How would your coach describe you as a player?
A determined individual who will give you everything he has to offer. Also, a good leader who sets an example through his work ethic. Finally and most importantly, a good person.
How does community service and soccer play a role in your life?
While I was at Northwestern, we held many camps for young players in the area. It was always great to see them come out and play. After, they would come up asking for autographs. I enjoy this type of community service because I can remember when I was younger I would always be hanging around my older brothers’ teams looking up to them, and they would allow me to play with them. So giving back to younger kids who love soccer just as much as I do is really special to me; I love helping younger kids try to achieve everything they desire in soccer.
What is a character attribute you have that has contributed to your personal success?
I would say determination and humility have contributed the most to my personal success. I never played at a big academy in New Jersey, but instead went through club soccer and the ODP system in order to earn a scholarship to Northwestern. From there I was determined to help my team achieve as much as we could in the four years I was there.
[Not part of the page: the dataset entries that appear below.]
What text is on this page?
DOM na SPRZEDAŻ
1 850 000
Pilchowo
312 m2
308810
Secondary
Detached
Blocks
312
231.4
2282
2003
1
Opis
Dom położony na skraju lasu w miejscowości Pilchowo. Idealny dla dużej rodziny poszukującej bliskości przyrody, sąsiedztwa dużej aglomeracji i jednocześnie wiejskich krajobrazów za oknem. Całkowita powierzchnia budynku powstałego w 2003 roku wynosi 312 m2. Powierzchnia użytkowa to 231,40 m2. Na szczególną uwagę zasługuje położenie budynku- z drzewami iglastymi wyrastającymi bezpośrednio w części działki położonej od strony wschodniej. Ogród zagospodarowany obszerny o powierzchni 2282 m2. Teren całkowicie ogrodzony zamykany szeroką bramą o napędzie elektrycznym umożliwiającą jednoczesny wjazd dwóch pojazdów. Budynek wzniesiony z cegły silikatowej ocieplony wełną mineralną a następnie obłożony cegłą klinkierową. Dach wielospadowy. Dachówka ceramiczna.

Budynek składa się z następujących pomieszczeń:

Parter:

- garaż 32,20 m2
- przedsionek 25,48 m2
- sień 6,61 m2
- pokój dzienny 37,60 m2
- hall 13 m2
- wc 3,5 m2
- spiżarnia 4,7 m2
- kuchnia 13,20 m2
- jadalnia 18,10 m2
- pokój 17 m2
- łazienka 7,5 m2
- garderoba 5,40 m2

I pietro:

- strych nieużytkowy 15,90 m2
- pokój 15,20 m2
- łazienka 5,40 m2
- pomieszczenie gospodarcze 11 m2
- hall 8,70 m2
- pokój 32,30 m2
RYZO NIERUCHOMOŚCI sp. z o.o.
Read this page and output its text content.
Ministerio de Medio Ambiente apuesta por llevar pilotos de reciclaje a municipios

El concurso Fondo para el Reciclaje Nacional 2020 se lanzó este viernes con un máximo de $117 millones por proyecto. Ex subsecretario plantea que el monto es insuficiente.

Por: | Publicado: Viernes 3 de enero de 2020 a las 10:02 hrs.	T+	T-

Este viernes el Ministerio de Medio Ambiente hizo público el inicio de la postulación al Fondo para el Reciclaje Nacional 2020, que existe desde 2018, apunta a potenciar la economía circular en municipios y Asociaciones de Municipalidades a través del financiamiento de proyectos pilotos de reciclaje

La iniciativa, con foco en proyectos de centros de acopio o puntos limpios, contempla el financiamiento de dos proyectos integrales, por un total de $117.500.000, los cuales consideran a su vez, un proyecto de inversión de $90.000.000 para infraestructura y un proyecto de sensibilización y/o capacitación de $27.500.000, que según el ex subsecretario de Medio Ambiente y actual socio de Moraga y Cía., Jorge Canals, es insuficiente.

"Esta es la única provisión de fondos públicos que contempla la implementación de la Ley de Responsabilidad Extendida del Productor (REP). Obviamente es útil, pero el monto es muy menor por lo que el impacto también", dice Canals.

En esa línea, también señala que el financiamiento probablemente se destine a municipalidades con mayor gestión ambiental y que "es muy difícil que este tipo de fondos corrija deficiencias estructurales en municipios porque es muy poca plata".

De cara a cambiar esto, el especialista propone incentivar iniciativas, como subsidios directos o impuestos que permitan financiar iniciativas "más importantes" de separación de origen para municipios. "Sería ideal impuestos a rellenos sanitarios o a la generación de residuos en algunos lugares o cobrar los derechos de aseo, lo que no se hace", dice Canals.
I simply kept working to become the best I could be and let the rest take care of itself.
What advice would you give to someone who is interested or has just started playing organized youth soccer?
The most important thing to do is have fun, and play as many positions that you can. When I first started playing, I wanted to be a forward and score a bunch of goals. However, as I got older, I soon realized I hated running, and that’s when I tried playing goalkeeper. I still remember the first time I ever played goalkeeper− I didn’t have to make any saves, but I got to punt the ball once, and I thought that was the coolest thing. Immediately after that game, I knew I wanted to become a professional goalkeeper.